In: Finance
How asking friends or family that can increase your capital ?
Discuss how a person contribute personal funds, along with sweat equity to their venture ?
Discuss how to seed money for a new venture by using bootstrapping method ?
(250words)
Bootstrapping for a startup means, the owners raise funds using their personal finances, and borrowings from friends and family , i.e basically without any external help.
The advantages are several:
1. Risk - There is no debt , hence the risk of repayments, cash generation to repay loans, interest overheads and other pressures are avoided.
2. Breathing space for innovation - There is no wasteful expenditure allowed, however, there is plenty of room to innovate. The founders are typically hands on, and while there is the opportunity cost of funding there is no majore external expenditure, which is saved and hence innovation without such pressures is achieved.

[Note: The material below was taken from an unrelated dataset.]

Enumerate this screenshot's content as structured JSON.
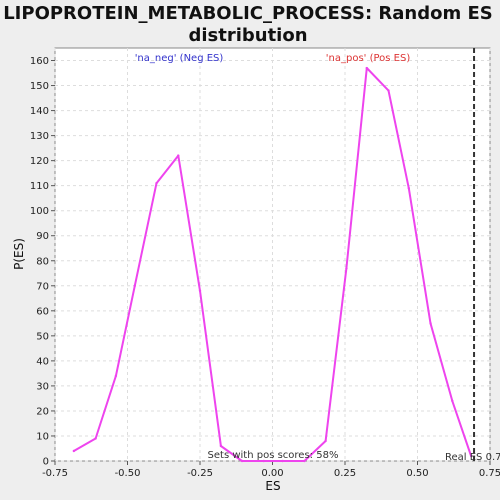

3. Ownership is not diluted - Typically in the starting stages, the startups cannot raise funds at too much of premium, and since a premium is not there on the share price, the investors can acquire a sizeable chunk of the ownership. However if the owners stick it for longer, till revenue generation and growth phase, by being bootstrapped, the dilution at that stage of fund raising would not be that significant.
Steps of seeding money by bootstrapping:
1. Personal assets of the promoters.
2. Loans from friends and family , repayable at more relaxed terms, without collateral / without interest cost some times.
3. Sharing some of the ownership with friends and family , inthe form of equity , to reward their help in your initial stages of growth and struggle.
4. Raise fresh external capital only after considering debt , since the cost of debt is lower than cost of equity (no dilution in stake). Hence if the business can sustain interest payments, after friends and family round , raising capital as debt is better.